Ton billet René m’a conduit à questionner de prime abord ce qui distingue l’humanisme du mysticisme. J’ai trouvé un seul texte clair: « Mysticisme et humanisme – Autour du tombeau vide » de Jan Miernowski * () que l’auteur résume ainsi « Mysticisme et humanisme sont inversement proportionnels [comme des vases communicants plus on a de l’un et moins on a de l’autre, dans le sens où l’humanisme vise une parole grosse d’une présence, tandis que le mysticisme se résigne à la parole travaillée par l’absence. Cette thèse générale est soumise au jugement de quatre auteurs, échelonnés dans la longue durée : Erasme de Rotterdam et Marguerite de Navarre, respectivement, un humaniste et une mystique prémodernes ; Michel de Certeau, un anti-humaniste et un mystique postmoderne ; et enfin Bruno Latour, une sorte de néo-humaniste qui clame hautement son « amodernité ». Chacun de ces écrivains met la parole humaine – et particulièrement la parole religieuse – face au sépulcre vide du Christ, au lendemain de la Résurrection. »
Vos remarques sur les mots, Michel et Julien rejoignent ma question « humanisme et mysticisme? ». Les mots vivent et sont objet de « jeux » plus ou moins sains, de manipulation au long cours. De même que gnose a signifié parler avant connaitre, hérésie a qualifié le débat avant l’erreur; et païen désignait le paysan sans doute un peu frustre et non le mécréant et l’impie. Ah, comme on l’aime le prochain!
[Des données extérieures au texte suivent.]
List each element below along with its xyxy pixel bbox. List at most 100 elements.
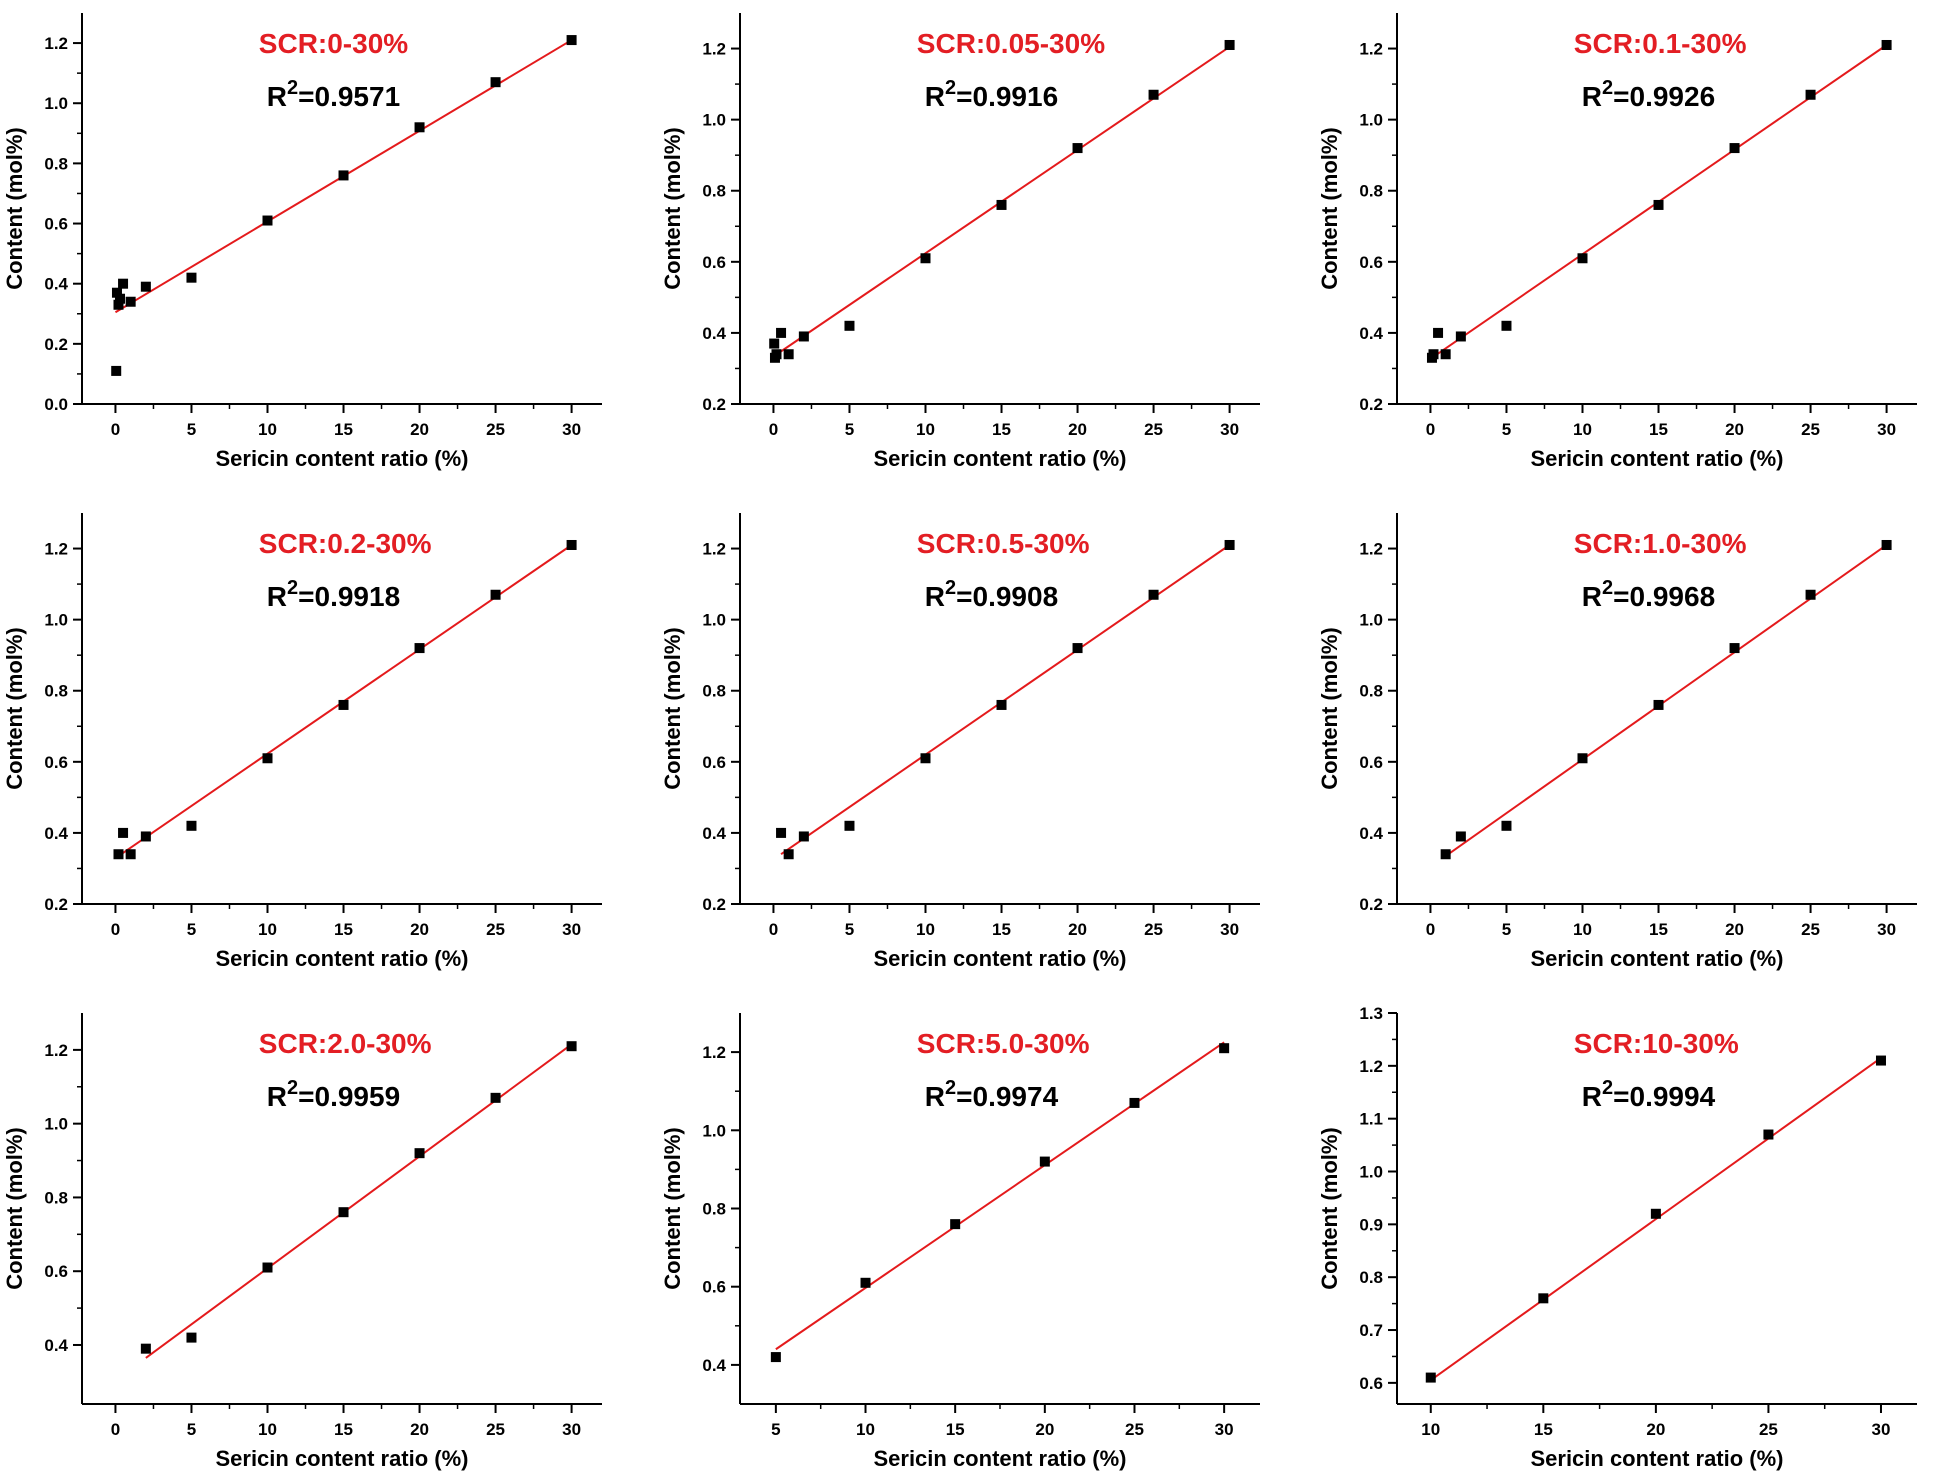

Plus dans l’actualité, bien qu’il y ait près de 500 millions de sémites, dont une large majorité d’arabes, le mot antisémite a pris le signification actuelle sur la base d’idées médiocres voire nauséeuses ravivées à la fin du 19ème.
Ah, comme on l’aime le prochain! Et puis, il y a aussi, un peu d’humour, « l’ordre mis par Dieu », ce seul mot français du langage informatique qui surnage sur l’océan anglais: ordinateur inventé par Jacques Perret philologue théologien, auteur aussi en 1968 de « inquiète Sorbonne »).
Ce billet m’a surtout rappelé 1969, et cet échange avec un des dirigeants du pôle logements d’Emmaüs (Camus, Henri je crois?) qui m’a dit avoir quitté avec d’autres l’abbé Pierre pour fonder « un autre Emmaüs » exclusivement logement quelques années plus tôt, sur fond d’autoritarisme, de manque de professionnalisme et de mauvaise gestion. Je viens de lire que, selon Axelle Brodiez-Dolino** l’époque de cette scission a correspondu à l’éviction de l’abbé Pierre par l’establishment politico-catholique pré-conciliaire à cause de ce que l’auteur nomme « L’incapacité du « père » à arbitrer ». Chaque aventure humaine est singulière et complexe car vivante.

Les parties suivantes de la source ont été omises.